Machine Learning-Driven Automatic Program Transformation to Increase Performance in Heterogeneous Architectures

We present a program transformation approach to convert procedural code into functionally equivalent code adapted to a given platform. Our framework is based on the application of guarded transformation rules that capture semantic conditions to ensure the soundness of their application. Our goal is to determine a sequence of rule applications which transform some initial code into final code which optimizes some non-functional properties. The code to be transformed is adorned with semantic annotations, either provided by the user or by external analysis tools. These annotations give information to decide whether applying a transformation rule is or is not sound. In general, there are several rules applicable at several program points and, besides, transformation sequences do not monotonically change the optimization function.
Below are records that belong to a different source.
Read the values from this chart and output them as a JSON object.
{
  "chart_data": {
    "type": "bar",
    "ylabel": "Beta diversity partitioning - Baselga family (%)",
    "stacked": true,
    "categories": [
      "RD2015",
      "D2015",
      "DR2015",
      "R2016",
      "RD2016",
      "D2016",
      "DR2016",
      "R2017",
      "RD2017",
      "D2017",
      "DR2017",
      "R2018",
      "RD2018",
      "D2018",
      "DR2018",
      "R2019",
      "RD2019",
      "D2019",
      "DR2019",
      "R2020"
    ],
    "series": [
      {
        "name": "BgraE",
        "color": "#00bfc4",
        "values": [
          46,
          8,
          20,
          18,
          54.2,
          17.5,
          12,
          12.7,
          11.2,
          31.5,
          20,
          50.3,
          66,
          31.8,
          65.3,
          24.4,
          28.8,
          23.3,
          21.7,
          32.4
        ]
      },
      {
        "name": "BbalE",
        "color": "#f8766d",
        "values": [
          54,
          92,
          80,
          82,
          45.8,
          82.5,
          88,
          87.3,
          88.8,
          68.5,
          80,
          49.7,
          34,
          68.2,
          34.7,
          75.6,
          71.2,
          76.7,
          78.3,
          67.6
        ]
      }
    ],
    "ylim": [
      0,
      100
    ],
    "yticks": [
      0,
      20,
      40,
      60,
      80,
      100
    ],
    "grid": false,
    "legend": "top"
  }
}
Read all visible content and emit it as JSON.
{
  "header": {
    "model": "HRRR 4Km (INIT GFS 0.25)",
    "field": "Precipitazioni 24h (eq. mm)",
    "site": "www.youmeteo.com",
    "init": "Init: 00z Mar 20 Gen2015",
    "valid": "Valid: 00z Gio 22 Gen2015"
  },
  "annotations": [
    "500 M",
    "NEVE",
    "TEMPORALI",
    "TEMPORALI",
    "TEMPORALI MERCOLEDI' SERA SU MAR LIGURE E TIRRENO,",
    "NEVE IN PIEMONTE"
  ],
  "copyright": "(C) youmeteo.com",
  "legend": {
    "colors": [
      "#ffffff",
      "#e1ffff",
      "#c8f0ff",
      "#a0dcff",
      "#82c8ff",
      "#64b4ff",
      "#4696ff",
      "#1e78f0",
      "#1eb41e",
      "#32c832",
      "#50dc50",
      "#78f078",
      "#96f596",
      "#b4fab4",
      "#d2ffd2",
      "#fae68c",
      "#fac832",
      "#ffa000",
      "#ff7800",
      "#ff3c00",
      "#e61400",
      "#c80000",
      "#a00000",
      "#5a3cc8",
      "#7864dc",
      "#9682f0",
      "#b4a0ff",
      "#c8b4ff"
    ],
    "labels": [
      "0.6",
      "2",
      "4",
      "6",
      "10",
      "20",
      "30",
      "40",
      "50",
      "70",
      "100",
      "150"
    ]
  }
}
Therefore, we face a search problem that grows exponentially with the length of the transformation sequence. In our experience with even small examples, that becomes impractical very quickly. In order to effectively deal with this issue, we have adopted a machine-learning approach using classification trees and reinforcement learning. It learns from successful transformation sequences and produces encodings of strategies which can provide long-term rewards for a given characteristic, avoiding local minima. We have evaluated the proposed technique in a series of benchmarks, adapting standard C code to GPU execution via OpenCL. We have found the automatically produced code to be as efficient as hand-written code generated by an expert human programmer.